Indeed, the two most frequent Sindarin consonant mutations are soft mutation and nasal mutation, and both bear a strong resemblance to the corresponding mutations in Welsh but differ in a few particulars. The principle effect of mutations is the modification of a following consonant, which typically undergoes sound changes similar to its historical medial development under the influence of a closely preceding word or clitic.
Of the Sindarin mutations, the best understood are:
- The soft mutation which is the result of a (often vanished) preceding vowel.
- The nasal mutation which is the result of a (often vanished) preceding n.
- The mixed mutation which is a mixture of soft and nasal mutation.
Soft mutation is the one that is most “grammaticalized” and is introduced into a number of contexts where it could not be the result of historical sound changes. One example given by Tolkien:
palan-tîriel [which appears in LotR as soft mutated palan-díriel] should phonetically > -thíriel, past participle “having gazed afar”; but grammatically before actual forms of verbs, the soft mutation only was normally used in later S., to avoid the confusion with other verb stems (ibid., Let/427).
In this context, the soft mutation is probably the result of an adverb preceding a verbal form: “far (palan) having-gazed (tíriel)”. It is used as a grammatical mutation rather than the nasal mutation that would result from purely phonological changes. In her book A Fan’s Guide to Neo-Sindarin, Fiona Jallings reserves the term “lenition” (strictly speaking just another term for “soft mutation”) for soft mutations that are grammatical rather than phonological in nature, and I have adopted this convention as well.

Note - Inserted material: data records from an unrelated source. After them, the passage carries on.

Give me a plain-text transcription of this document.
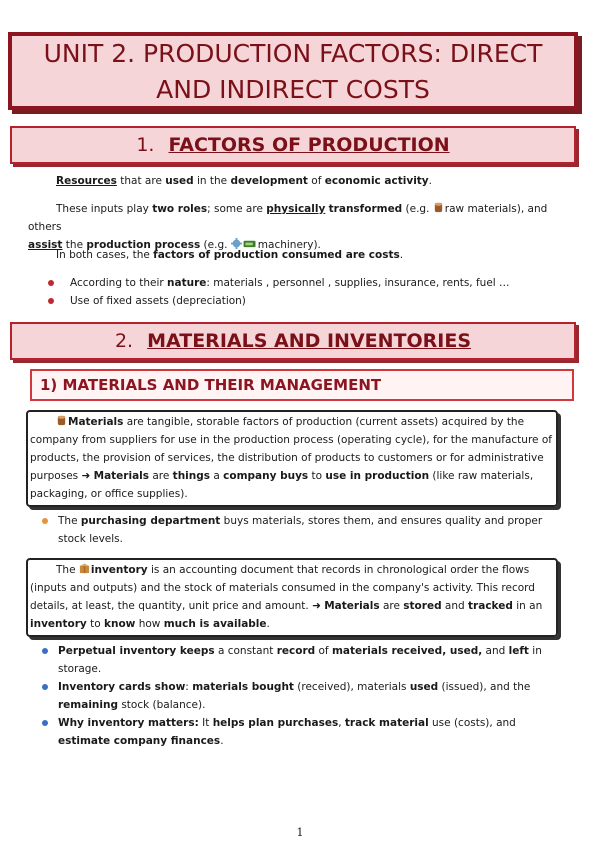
UNIT 2. PRODUCTION FACTORS: DIRECT
AND INDIRECT COSTS
1. FACTORS OF PRODUCTION
Resources that are used in the development of economic activity.
These inputs play two roles; some are physically transformed (e.g. raw materials), and others
assist the production process (e.g.	machinery).
In both cases, the factors of production consumed are costs.
According to their nature: materials , personnel , supplies, insurance, rents, fuel …
Use of fixed assets (depreciation)
2. MATERIALS AND INVENTORIES
1) MATERIALS AND THEIR MANAGEMENT
Materials are tangible, storable factors of production (current assets) acquired by the company from suppliers for use in the production process (operating cycle), for the manufacture of products, the provision of services, the distribution of products to customers or for administrative purposes ➜ Materials are things a company buys to use in production (like raw materials, packaging, or office supplies).
The purchasing department buys materials, stores them, and ensures quality and proper stock levels.
The inventory is an accounting document that records in chronological order the flows (inputs and outputs) and the stock of materials consumed in the company's activity. This record details, at least, the quantity, unit price and amount. ➜ Materials are stored and tracked in an inventory to know how much is available.
Perpetual inventory keeps a constant record of materials received, used, and left in storage.
Inventory cards show: materials bought (received), materials used (issued), and the remaining stock (balance).
Why inventory matters: It helps plan purchases, track material use (costs), and estimate company finances.
1
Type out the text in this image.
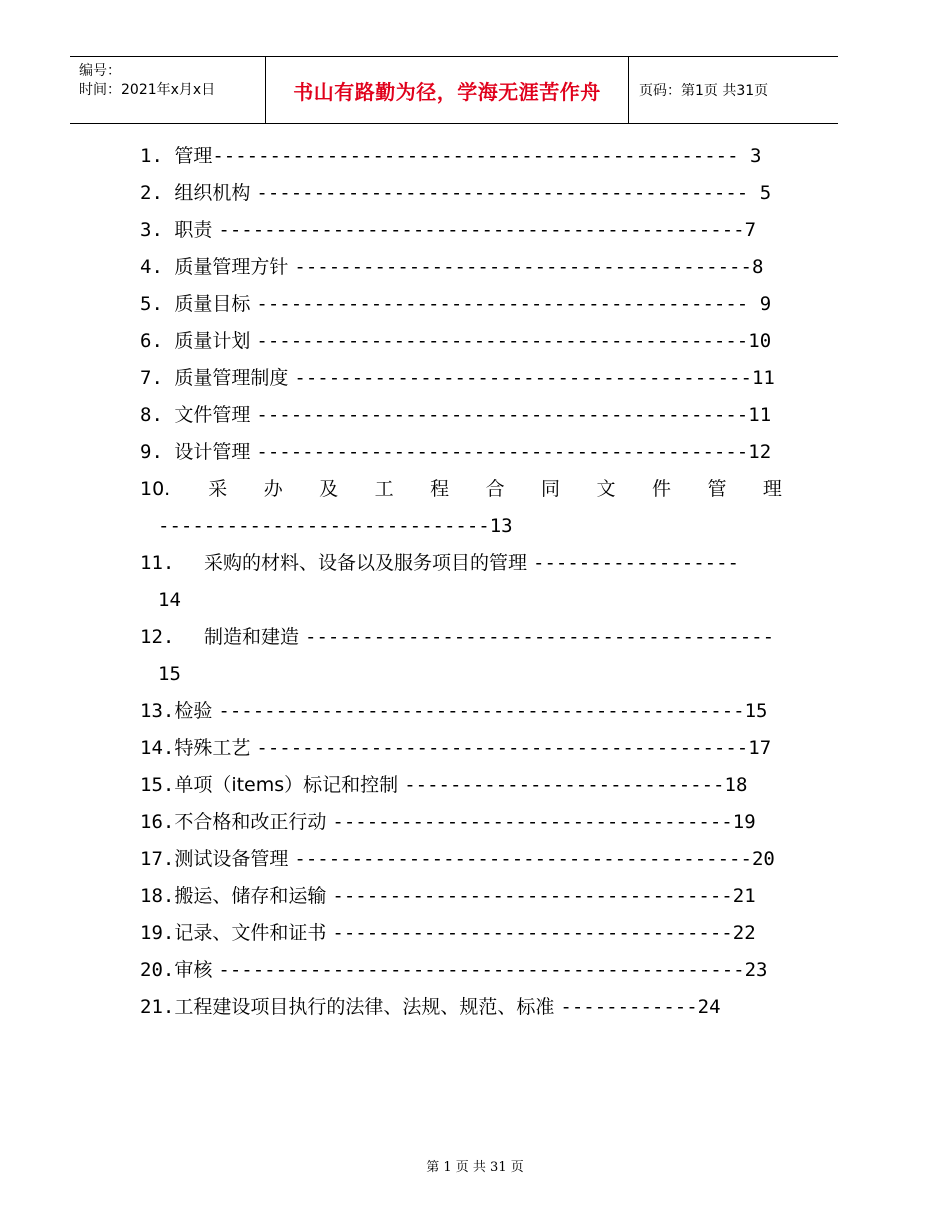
编号：
时间：2021年x月x日	书山有路勤为径，学海无涯苦作舟	页码：第1页 共31页
1. 管理---------------------------------------------- 3
2. 组织机构 ------------------------------------------- 5
3. 职责 ----------------------------------------------7
4. 质量管理方针 ----------------------------------------8
5. 质量目标 ------------------------------------------- 9
6. 质量计划 -------------------------------------------10
7. 质量管理制度 ----------------------------------------11
8. 文件管理 -------------------------------------------11
9. 设计管理 -------------------------------------------12
10. 采 办 及 工 程 合 同 文 件 管 理
-----------------------------13
11. 采购的材料、设备以及服务项目的管理 ------------------
14
12. 制造和建造 -----------------------------------------
15
13.检验 ----------------------------------------------15
14.特殊工艺 -------------------------------------------17
15.单项（items）标记和控制 ----------------------------18
16.不合格和改正行动 -----------------------------------19
17.测试设备管理 ----------------------------------------20
18.搬运、储存和运输 -----------------------------------21
19.记录、文件和证书 -----------------------------------22
20.审核 ----------------------------------------------23
21.工程建设项目执行的法律、法规、规范、标准 ------------24
第 1 页 共 31 页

There are three other Sindarin mutations that are less understood and are to some degree speculative:
- The stop mutation which is the result of a preceding stop d or t.
- The liquid mutation which is the result of a preceding liquid l, r.
- The sibilant mutation which is the result of a (lost) preceding sibilant s.
Compared to other mutations, they are obscure and poorly attested and may or may not have been a regular feature of Sindarin as Tolkien conceived of it. Of these, stop mutation has the best support and is mentioned in several places. Sibilant mutation is described in only a single source, and has no clearly attested examples or counter examples. Liquid mutation is not described in any published source, examples of it appear in only a single source, and a several counter examples appear elsewhere. In terms of how likely they are to be part of Sindarin, I would rank them (for most to least likely) as stop, sibilant, then liquid, but all three can probably be ignored in Neo-Sindarin writing as they arise relatively rarely.
As a final note, some mutations also modify the preceding consonant as well as the following consonant. This is most notable in nasal, mixed and stop mutations, where the preceding n or d may also undergo changes, vanishing or being modified along with (or instead of) the following consonant.